THE PRINCE of Wales acted as a secret intermediary between the German Chancellor, Helmut Kohl, and John Major during the wave of anti-German feeling in Britain earlier this year.

During a visit to Bonn on 19 March, the Independent on Sunday has learned, the Prince spent an hour with the Chancellor discussing how to calm the anger following the collapse of sterling on Black Wednesday, the previous September.

The Prince then wrote to the Prime Minister about the talks.

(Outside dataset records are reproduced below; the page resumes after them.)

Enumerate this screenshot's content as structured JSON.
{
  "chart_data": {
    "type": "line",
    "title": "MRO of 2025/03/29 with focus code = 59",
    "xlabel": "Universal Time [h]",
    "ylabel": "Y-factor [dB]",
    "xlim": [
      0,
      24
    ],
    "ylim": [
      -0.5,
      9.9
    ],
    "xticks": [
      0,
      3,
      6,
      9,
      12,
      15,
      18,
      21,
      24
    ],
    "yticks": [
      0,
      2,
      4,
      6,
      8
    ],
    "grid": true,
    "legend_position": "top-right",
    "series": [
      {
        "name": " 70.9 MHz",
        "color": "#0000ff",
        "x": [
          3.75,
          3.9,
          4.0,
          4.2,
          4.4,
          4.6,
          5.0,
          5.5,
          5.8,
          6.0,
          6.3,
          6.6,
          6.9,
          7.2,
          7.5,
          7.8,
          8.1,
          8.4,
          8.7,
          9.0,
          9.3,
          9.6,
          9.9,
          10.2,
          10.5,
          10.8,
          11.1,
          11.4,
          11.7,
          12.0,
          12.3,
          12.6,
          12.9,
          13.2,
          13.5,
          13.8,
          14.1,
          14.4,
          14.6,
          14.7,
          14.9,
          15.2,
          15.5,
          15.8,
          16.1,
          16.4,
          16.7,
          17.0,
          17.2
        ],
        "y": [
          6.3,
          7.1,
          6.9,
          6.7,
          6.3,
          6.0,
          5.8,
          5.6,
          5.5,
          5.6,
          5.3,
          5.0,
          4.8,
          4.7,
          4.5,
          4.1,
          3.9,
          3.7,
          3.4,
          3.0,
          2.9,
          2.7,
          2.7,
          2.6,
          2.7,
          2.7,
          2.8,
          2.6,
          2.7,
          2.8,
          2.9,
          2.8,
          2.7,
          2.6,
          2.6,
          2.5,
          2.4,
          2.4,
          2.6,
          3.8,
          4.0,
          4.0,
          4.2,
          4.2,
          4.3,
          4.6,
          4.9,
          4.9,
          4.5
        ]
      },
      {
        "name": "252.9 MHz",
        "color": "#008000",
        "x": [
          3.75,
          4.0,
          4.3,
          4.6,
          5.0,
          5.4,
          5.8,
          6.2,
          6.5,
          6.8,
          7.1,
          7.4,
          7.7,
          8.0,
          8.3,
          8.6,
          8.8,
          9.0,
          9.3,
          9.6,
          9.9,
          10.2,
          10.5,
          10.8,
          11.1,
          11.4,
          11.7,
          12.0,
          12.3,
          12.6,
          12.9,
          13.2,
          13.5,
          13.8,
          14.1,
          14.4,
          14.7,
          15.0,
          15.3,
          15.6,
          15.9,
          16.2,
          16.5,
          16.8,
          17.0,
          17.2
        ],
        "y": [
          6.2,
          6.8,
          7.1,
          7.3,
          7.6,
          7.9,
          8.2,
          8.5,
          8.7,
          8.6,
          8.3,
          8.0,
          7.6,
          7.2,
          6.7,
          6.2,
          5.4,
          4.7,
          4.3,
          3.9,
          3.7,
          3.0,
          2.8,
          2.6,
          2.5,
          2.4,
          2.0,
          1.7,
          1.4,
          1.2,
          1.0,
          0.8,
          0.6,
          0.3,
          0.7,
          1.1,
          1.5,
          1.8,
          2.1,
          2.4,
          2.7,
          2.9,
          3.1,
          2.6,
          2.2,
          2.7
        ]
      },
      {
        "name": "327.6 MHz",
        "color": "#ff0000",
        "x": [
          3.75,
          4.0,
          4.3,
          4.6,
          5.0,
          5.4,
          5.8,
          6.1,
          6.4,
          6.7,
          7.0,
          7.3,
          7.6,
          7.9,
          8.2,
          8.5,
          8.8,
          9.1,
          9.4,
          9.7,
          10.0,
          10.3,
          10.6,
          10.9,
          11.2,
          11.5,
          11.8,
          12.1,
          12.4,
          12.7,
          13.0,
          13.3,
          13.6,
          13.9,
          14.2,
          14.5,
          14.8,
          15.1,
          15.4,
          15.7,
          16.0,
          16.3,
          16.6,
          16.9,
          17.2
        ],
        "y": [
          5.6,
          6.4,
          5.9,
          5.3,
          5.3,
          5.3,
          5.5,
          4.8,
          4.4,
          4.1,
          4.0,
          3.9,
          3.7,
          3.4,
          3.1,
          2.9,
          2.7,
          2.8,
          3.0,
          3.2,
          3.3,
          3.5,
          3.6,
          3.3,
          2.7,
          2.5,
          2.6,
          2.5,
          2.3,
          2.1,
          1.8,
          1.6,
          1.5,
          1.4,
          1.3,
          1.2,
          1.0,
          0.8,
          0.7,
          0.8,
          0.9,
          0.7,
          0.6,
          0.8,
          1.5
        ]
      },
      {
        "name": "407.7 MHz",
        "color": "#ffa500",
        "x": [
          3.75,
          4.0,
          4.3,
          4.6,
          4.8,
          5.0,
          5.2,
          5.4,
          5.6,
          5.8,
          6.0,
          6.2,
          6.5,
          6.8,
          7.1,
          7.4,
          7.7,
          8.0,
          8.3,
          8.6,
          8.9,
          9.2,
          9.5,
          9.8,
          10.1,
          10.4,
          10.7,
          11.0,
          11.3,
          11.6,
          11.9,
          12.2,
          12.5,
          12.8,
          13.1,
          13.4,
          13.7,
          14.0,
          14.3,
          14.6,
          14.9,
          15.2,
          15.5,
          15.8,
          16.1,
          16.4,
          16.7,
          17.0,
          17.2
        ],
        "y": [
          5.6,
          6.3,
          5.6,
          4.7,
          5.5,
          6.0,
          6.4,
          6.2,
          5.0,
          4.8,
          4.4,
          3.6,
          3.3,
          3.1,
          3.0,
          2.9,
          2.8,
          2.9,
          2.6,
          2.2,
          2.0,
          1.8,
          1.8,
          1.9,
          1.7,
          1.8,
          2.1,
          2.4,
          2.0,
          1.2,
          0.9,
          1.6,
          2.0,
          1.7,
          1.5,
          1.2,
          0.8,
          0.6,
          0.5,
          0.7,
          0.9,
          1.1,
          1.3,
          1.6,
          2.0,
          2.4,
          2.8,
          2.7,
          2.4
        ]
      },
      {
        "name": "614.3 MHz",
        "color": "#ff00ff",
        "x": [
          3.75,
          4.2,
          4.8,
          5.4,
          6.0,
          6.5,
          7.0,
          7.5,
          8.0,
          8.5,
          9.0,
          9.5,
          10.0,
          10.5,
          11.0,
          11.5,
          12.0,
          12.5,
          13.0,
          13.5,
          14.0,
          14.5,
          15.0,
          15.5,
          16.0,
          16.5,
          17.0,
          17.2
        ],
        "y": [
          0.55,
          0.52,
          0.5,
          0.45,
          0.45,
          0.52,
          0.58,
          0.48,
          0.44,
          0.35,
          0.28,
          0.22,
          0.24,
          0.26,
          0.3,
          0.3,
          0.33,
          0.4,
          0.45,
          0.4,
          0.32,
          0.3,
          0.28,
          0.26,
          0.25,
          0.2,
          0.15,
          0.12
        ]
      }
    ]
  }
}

Mr Major responded with a warm letter of thanks.

The Prince's intervention came at a time of strained relations between the two governments after Mr Major and Norman Lamont openly blamed the refusal of the Bundesbank to make significant cuts in German interest rates for the collapse of the pound and its exit from the Exchange Rate Mechanism.

There was also considerable resentment in Downing Street over German policy in the former Yugoslavia and over the European Fighter Aircraft Project.

The antagonism reached its zenith when, in October last year, the German ambassador, Baron Herman von Richthofen, leaked a confidential document drawn up by the then Bundesbank president, Dr Helmut Schlesinger, which dismissed Mr Lamont's claims of German culpability for Black Wednesday, and laid the blame on London for rejecting a previous offer to devalue.

The leak occurred as Chancellor Kohl and Mr Major were attempting to patch things up. Douglas Hurd, the Foreign Secretary, was in Bonn meeting the German Foreign Minister, Klaus Kinkel.

Two months later, Chancellor Kohl, while attending the Edinburgh European Community summit, invited the Prince to visit him. Media attention on the private meeting in March was deflected by the presentation to the Prince of an award, the 'Ecological Eagle'. 'It is thought that the Prince's role in restoring relations has been immeasurable,' one of his confidants said yesterday.